After finishing 10-21, there aren't too many superlatives to shower on the Hoosiers this year. But I looked at the schedule again after the release of the NCAA and NIT tournament brackets, and I decided the Hoosiers may have, at least in part, been a victim of their quality opponents.
Twelve of the 31 games on the Hoosiers' schedule this season came against NCAA tournament teams: Maryland, Pittsburgh, Kentucky, Ohio State (2), Minnesota (2), Purdue (2), Wisconsin (2), and Michigan State. Another six games were against NIT teams: Mississippi, Illinois (2), and Northwestern (3). That's 18 out of 31 games, or 58 percent, against the best 97 teams in the country.
Among those playoff teams were one of the favorites to win the national championship: SEC champion Kentucky; the ACC regular season co-champion, Maryland: and two games against the Big Ten regular season and tournament champ: Ohio State.
I know it's hard to compare college basketball and pro football, but all the sudden the Hoosiers' difficulties this year seem a little more understandable. Whenever the new NFL schedule is released, a huge emphasis is placed on the number of playoff teams each fan's favorite club will face that year and is used to predict success. Given coach Tom Crean's extremely young and inexperienced team going into the season, could fans have expected a whole lot more than this year's results if I told you they would be playing more than half of their games against playoff teams?

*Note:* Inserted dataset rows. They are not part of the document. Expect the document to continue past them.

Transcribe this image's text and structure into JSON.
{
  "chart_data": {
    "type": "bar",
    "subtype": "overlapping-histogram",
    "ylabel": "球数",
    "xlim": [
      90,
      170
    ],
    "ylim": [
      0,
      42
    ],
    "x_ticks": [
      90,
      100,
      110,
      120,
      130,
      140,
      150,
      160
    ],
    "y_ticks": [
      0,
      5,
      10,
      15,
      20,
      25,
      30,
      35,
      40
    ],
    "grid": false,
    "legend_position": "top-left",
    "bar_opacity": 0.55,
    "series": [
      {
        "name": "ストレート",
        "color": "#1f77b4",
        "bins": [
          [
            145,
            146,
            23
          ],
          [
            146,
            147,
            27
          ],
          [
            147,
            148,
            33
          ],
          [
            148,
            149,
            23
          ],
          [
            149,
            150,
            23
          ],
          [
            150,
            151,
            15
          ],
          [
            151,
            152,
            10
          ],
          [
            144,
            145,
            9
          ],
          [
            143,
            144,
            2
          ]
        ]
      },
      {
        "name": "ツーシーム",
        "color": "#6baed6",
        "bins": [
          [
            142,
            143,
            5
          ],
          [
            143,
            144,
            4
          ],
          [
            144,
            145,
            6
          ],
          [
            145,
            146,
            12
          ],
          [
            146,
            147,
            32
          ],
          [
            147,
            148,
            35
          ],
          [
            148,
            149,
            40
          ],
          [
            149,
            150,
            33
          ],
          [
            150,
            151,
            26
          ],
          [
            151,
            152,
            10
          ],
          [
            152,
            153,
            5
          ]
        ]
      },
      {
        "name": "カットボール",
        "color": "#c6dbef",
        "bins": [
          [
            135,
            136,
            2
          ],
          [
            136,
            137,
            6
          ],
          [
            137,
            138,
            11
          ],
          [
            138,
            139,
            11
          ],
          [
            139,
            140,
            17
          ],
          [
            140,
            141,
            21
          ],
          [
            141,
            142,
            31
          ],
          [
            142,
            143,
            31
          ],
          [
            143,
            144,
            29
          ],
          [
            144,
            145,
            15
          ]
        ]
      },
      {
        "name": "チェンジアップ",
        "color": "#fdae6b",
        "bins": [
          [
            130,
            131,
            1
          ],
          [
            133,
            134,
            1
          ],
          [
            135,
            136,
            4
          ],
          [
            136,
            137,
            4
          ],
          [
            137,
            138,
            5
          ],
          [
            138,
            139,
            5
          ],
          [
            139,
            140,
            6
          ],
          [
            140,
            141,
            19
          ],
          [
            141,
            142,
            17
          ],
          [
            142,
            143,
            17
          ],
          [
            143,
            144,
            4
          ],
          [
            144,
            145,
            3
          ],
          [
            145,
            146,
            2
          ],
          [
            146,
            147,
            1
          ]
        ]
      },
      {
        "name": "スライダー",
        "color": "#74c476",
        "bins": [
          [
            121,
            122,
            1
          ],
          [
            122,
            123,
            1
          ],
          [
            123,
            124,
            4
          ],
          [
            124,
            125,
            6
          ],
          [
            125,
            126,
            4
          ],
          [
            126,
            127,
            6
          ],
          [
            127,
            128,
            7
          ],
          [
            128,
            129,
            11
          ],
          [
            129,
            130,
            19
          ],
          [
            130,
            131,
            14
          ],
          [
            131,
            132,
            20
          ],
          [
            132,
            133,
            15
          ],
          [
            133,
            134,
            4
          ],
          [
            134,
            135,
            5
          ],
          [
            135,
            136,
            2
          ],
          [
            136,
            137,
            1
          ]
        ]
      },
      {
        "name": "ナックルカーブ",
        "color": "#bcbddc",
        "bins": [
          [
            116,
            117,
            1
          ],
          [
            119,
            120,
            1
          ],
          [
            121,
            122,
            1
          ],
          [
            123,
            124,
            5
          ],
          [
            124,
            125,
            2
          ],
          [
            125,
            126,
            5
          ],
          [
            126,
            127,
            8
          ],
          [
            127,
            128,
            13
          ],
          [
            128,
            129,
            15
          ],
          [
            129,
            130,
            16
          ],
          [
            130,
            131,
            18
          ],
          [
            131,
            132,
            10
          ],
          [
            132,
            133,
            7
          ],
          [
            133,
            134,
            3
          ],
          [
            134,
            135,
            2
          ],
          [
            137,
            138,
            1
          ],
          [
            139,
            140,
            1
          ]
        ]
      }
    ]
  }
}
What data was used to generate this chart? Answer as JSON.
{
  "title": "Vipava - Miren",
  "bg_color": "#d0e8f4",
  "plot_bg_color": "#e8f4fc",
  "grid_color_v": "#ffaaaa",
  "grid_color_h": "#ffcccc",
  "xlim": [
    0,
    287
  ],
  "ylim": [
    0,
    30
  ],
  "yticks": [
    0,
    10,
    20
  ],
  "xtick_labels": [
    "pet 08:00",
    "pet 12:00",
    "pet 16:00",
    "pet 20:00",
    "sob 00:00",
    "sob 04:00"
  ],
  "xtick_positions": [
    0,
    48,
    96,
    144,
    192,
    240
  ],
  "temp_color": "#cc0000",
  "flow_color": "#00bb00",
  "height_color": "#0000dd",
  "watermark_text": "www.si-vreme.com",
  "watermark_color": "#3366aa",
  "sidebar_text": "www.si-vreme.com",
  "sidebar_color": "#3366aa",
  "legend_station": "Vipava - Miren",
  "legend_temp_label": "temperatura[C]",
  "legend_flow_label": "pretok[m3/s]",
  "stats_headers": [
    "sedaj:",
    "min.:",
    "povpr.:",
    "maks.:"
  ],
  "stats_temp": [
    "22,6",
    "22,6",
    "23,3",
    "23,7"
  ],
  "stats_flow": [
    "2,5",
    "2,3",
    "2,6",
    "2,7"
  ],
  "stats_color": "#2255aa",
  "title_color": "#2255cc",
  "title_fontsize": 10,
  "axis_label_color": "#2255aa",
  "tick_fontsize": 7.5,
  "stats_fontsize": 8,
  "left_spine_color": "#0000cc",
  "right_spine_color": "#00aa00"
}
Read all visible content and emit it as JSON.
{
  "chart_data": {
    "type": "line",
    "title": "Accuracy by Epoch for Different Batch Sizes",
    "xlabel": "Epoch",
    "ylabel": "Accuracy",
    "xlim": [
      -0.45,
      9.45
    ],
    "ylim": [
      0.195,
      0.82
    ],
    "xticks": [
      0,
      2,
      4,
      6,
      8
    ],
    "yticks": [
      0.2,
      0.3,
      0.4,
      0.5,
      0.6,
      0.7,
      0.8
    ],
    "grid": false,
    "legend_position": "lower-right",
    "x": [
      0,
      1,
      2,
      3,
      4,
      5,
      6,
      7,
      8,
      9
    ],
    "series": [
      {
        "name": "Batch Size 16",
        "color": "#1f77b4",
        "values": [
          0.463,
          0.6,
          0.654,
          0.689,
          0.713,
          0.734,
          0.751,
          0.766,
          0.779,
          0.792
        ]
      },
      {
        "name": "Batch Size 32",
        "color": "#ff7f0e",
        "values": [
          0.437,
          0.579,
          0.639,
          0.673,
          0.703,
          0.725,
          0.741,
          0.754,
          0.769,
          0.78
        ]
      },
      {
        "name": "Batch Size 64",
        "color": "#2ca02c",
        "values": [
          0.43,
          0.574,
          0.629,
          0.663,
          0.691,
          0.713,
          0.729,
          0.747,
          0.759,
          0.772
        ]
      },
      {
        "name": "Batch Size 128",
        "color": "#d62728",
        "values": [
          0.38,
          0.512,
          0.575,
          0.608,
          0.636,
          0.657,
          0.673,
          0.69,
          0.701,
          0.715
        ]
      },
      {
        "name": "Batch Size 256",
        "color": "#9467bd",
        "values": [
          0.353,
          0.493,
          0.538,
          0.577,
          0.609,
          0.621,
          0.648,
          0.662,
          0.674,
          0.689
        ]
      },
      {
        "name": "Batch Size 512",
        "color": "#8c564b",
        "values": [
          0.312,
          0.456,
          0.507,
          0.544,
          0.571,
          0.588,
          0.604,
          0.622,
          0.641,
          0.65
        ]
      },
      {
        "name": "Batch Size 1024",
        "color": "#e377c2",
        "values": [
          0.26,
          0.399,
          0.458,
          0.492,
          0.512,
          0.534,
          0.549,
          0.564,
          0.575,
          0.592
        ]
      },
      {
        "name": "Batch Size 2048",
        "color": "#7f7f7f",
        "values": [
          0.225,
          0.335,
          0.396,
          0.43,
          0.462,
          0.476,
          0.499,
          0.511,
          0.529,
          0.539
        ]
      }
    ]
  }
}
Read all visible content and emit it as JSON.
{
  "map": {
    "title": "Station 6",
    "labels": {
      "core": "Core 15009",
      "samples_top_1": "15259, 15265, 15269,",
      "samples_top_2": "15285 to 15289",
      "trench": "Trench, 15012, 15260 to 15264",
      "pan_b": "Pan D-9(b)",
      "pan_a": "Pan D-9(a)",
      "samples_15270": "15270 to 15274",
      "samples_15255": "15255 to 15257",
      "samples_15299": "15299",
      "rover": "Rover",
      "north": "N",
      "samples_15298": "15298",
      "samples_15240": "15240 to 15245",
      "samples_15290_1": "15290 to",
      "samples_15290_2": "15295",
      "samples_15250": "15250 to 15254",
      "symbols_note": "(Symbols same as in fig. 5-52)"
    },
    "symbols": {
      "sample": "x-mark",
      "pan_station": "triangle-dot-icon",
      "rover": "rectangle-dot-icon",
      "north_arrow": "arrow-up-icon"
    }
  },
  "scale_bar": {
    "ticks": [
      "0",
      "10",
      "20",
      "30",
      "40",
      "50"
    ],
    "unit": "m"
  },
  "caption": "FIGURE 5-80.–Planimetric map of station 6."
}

If the Chicago Bears had to play two games against the NFC North division champ, the Minnesota Vikings, another two games against a Wild Card winner, the Green Bay Packers, as well as a game against the best team in the conference and NFL champion, the New Orleans Saints, and another Super Bowl favorite, the Indianapolis Colts, would you expect them to make the playoffs or have a winning record? If the Bears lost all six of those games, the margin of error to grab a post-season spot shrinks dramatically.
I firmly believe Indiana should include quality teams in its non-conference schedule because it can provide a valuable measuring stick for players and coaches. So I would not say the Hoosiers over-scheduled their team this year. But I definitely can't fault them too much for struggling. The team was not good enough to expect any easy wins and it was difficult to find many games where the Hoosiers had a fighting chance short of playing a perfect game.
The good news is in several cases the Hoosiers played well against the superior competition. They beat Pittsburgh in New York, by far the biggest win of the year, beat Minnesota in Bloomington, lost at the buzzer to Illinois on the road and lost by three to Purdue at home.
Unfortunately, Crean and his players have a long way to go. While it was painful at times, we did see some improvement over last year. Let's hope the program has taken another step forward at this time next year.